Mark Isherwood AM (Con, North Wales)
For: FIT is the future.
- His grandmother died of bowel cancer before he was born.
- Scotland sends screening kits to people in their 50s, but people are still more likely to be diagnosed following a GP referral and thorough diagnostic tests like sigmoidoscopy.
- FIT is a much better home test because it only needs one sample and better detects the disease in cases where there’s no rectal bleeding.
Dr Dai Lloyd AM (Plaid, South Wales West)
For: The symptoms are common and require careful diagnosis.
- If GPs referred everyone showing bowel cancer symptoms to a hospital it’s likely there wouldn’t be room for any other work.
- He gave an example of coeliac disease (gluten intolerance) which has similar symptoms to bowel cancer but can be equally serious in its own right.

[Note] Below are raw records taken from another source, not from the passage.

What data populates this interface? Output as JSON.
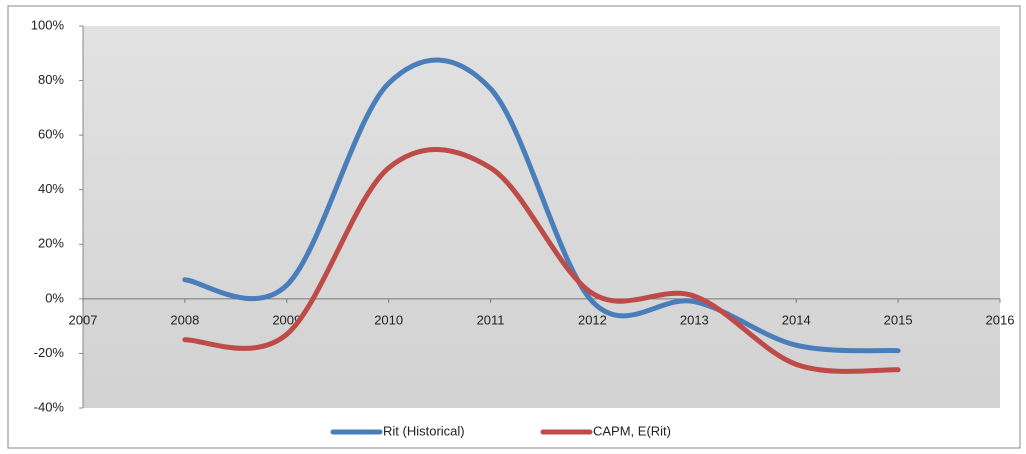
{
  "chart_data": {
    "type": "line",
    "x": [
      2008,
      2009,
      2010,
      2011,
      2012,
      2013,
      2014,
      2015
    ],
    "series": [
      {
        "name": "Rit (Historical)",
        "color": "#4a7ebb",
        "values": [
          7,
          5,
          79,
          77,
          -1,
          -1,
          -17,
          -19
        ]
      },
      {
        "name": "CAPM, E(Rit)",
        "color": "#be4b48",
        "values": [
          -15,
          -13,
          48,
          48,
          2,
          1,
          -24,
          -26
        ]
      }
    ],
    "xlim": [
      2007,
      2016
    ],
    "xticks": [
      2007,
      2008,
      2009,
      2010,
      2011,
      2012,
      2013,
      2014,
      2015,
      2016
    ],
    "ylim": [
      -40,
      100
    ],
    "yticks": [
      {
        "value": -40,
        "label": "-40%"
      },
      {
        "value": -20,
        "label": "-20%"
      },
      {
        "value": 0,
        "label": "0%"
      },
      {
        "value": 20,
        "label": "20%"
      },
      {
        "value": 40,
        "label": "40%"
      },
      {
        "value": 60,
        "label": "60%"
      },
      {
        "value": 80,
        "label": "80%"
      },
      {
        "value": 100,
        "label": "100%"
      }
    ],
    "smooth": true,
    "legend": "bottom"
  }
}
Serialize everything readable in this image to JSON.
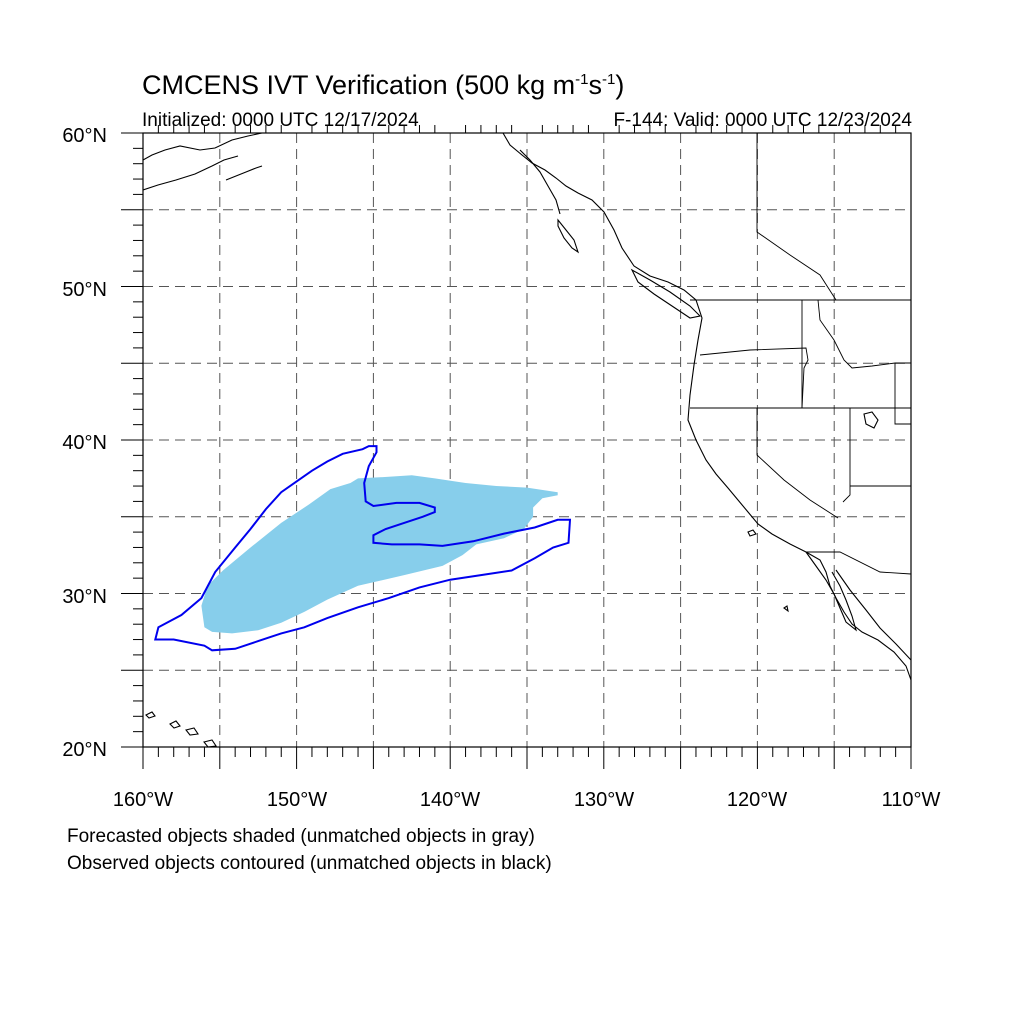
{
  "title": {
    "prefix": "CMCENS IVT Verification (500 kg m",
    "sup1": "-1",
    "mid": "s",
    "sup2": "-1",
    "suffix": ")"
  },
  "initialized": "Initialized: 0000 UTC 12/17/2024",
  "valid": "F-144: Valid: 0000 UTC 12/23/2024",
  "notes": [
    "Forecasted objects shaded (unmatched objects in gray)",
    "Observed objects contoured (unmatched objects in black)"
  ],
  "axes": {
    "lat_labels": [
      "60°N",
      "50°N",
      "40°N",
      "30°N",
      "20°N"
    ],
    "lon_labels": [
      "160°W",
      "150°W",
      "140°W",
      "130°W",
      "120°W",
      "110°W"
    ]
  },
  "colors": {
    "forecast_fill": "#87ceeb",
    "observed_contour": "#0000ee",
    "coast": "#000000",
    "grid": "#555555"
  },
  "map_data": {
    "lon_range": [
      -160,
      -110
    ],
    "lat_range": [
      20,
      60
    ],
    "grid_step_deg": 5,
    "forecast_object_lonlat": [
      [
        -146,
        37.5
      ],
      [
        -144,
        37.6
      ],
      [
        -142.5,
        37.7
      ],
      [
        -141,
        37.5
      ],
      [
        -139,
        37.2
      ],
      [
        -137,
        37
      ],
      [
        -135,
        36.9
      ],
      [
        -133,
        36.6
      ],
      [
        -133,
        36.4
      ],
      [
        -134,
        36.2
      ],
      [
        -134.6,
        35.6
      ],
      [
        -134.6,
        35
      ],
      [
        -135.2,
        34.2
      ],
      [
        -136.5,
        33.6
      ],
      [
        -138.3,
        33.2
      ],
      [
        -139.2,
        32.5
      ],
      [
        -140.5,
        31.8
      ],
      [
        -143,
        31.2
      ],
      [
        -146,
        30.5
      ],
      [
        -148,
        29.6
      ],
      [
        -149.5,
        28.8
      ],
      [
        -151,
        28.1
      ],
      [
        -152.5,
        27.6
      ],
      [
        -154.2,
        27.4
      ],
      [
        -155.5,
        27.5
      ],
      [
        -156,
        27.8
      ],
      [
        -156.2,
        29.2
      ],
      [
        -155.8,
        30.5
      ],
      [
        -154.8,
        31.5
      ],
      [
        -153,
        33
      ],
      [
        -151,
        34.6
      ],
      [
        -149.2,
        35.8
      ],
      [
        -147.8,
        36.8
      ],
      [
        -146.5,
        37.2
      ]
    ],
    "observed_object_lonlat": [
      [
        -145.3,
        39.6
      ],
      [
        -145.7,
        39.4
      ],
      [
        -147,
        39.1
      ],
      [
        -148,
        38.6
      ],
      [
        -149,
        38
      ],
      [
        -150,
        37.3
      ],
      [
        -151,
        36.6
      ],
      [
        -152,
        35.5
      ],
      [
        -153,
        34.2
      ],
      [
        -154,
        33
      ],
      [
        -155.3,
        31.4
      ],
      [
        -156.2,
        29.7
      ],
      [
        -157.5,
        28.6
      ],
      [
        -159,
        27.8
      ],
      [
        -159.2,
        27
      ],
      [
        -158,
        27
      ],
      [
        -156,
        26.6
      ],
      [
        -155.5,
        26.3
      ],
      [
        -154,
        26.4
      ],
      [
        -152.5,
        26.9
      ],
      [
        -151,
        27.4
      ],
      [
        -149.5,
        27.8
      ],
      [
        -148,
        28.4
      ],
      [
        -146,
        29.1
      ],
      [
        -144,
        29.7
      ],
      [
        -142,
        30.4
      ],
      [
        -140,
        30.9
      ],
      [
        -138,
        31.2
      ],
      [
        -136,
        31.5
      ],
      [
        -134.5,
        32.3
      ],
      [
        -133.3,
        33
      ],
      [
        -132.3,
        33.3
      ],
      [
        -132.2,
        34.8
      ],
      [
        -133,
        34.8
      ],
      [
        -134.5,
        34.3
      ],
      [
        -136.5,
        33.9
      ],
      [
        -138.5,
        33.4
      ],
      [
        -140.5,
        33.1
      ],
      [
        -142,
        33.2
      ],
      [
        -143.8,
        33.2
      ],
      [
        -145,
        33.3
      ],
      [
        -145,
        33.8
      ],
      [
        -144.2,
        34.2
      ],
      [
        -143,
        34.6
      ],
      [
        -141.8,
        35
      ],
      [
        -141,
        35.3
      ],
      [
        -141,
        35.6
      ],
      [
        -142,
        35.9
      ],
      [
        -143.5,
        35.9
      ],
      [
        -145,
        35.7
      ],
      [
        -145.5,
        36
      ],
      [
        -145.6,
        37.2
      ],
      [
        -145.3,
        38.3
      ],
      [
        -144.8,
        39.2
      ],
      [
        -144.8,
        39.6
      ]
    ]
  }
}
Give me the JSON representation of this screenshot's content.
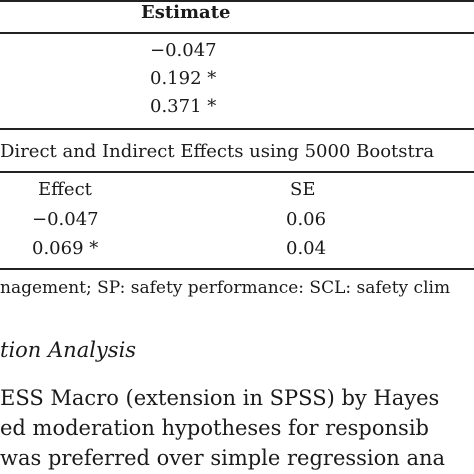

Caroline Jones AM (UKIP, South Wales West)
For: Expand diagnostic capacity.
- Colonoscopy and endoscopy diagnostic capacity needs to be increased otherwise there’s a risk of more cancers being missed.
- We need a timetable for lowering the screening age to 50 as 95% of cases are in the over-50s.
Dawn Bowden AM (Lab, Merthyr Tydfil & Rhymney)
For: “Don’t be shy; let’s talk poo”.
- People living in the Valleys have a “significantly greater” chance of being diagnosed with bowel cancer than those living in Cardiff and Vale of Glamorgan.
- AMs representing the Valleys will be holding events to promote public health screening on May 18th.
- Taboos surrounding talking about toilet habits and bowel problems need to be smashed so people will take up screening in greater numbers.
Mandy Jones AM (Ind, North Wales)
For: Screen those with genetic predispositions.
- An event on Bowel Cancer held at the Senedd in February this year was a promise made to Sam Gould.
- Sam only mentioned the symptoms to a doctor in March 2017; he died that June. His GP thought he was too young to get the disease.
- A simple genetic test can detect Lynch syndrome – a genetic predisposition to bowel cancer and other forms of cancer. There’s no screening for it at all in Wales; it costs £200 but the cost of treating advanced bowel cancer is £25,000.
Welsh Government Response
Health Secretary, Vaughan Gething (Lab, Cardiff S. & Penarth)
- A new treatment pathway for patients displaying “vague symptoms” of cancer is currently halfway through a two-year trial.
- In 2016-17, 280,000 people were screened, 1,600 required a follow-up and 216 people were diagnosed with bowel cancer; it’s a matter of choice for people to take it up, it can’t be forced.
- The Welsh Government are looking at ways to introduce testing for Lynch syndrome for new bowel cancer patients.
- New recommendations on improving the capacity of colonoscopy services will be discussed in June.
I doubt anyone was going to vote against a motion like that – which was carried unanimously.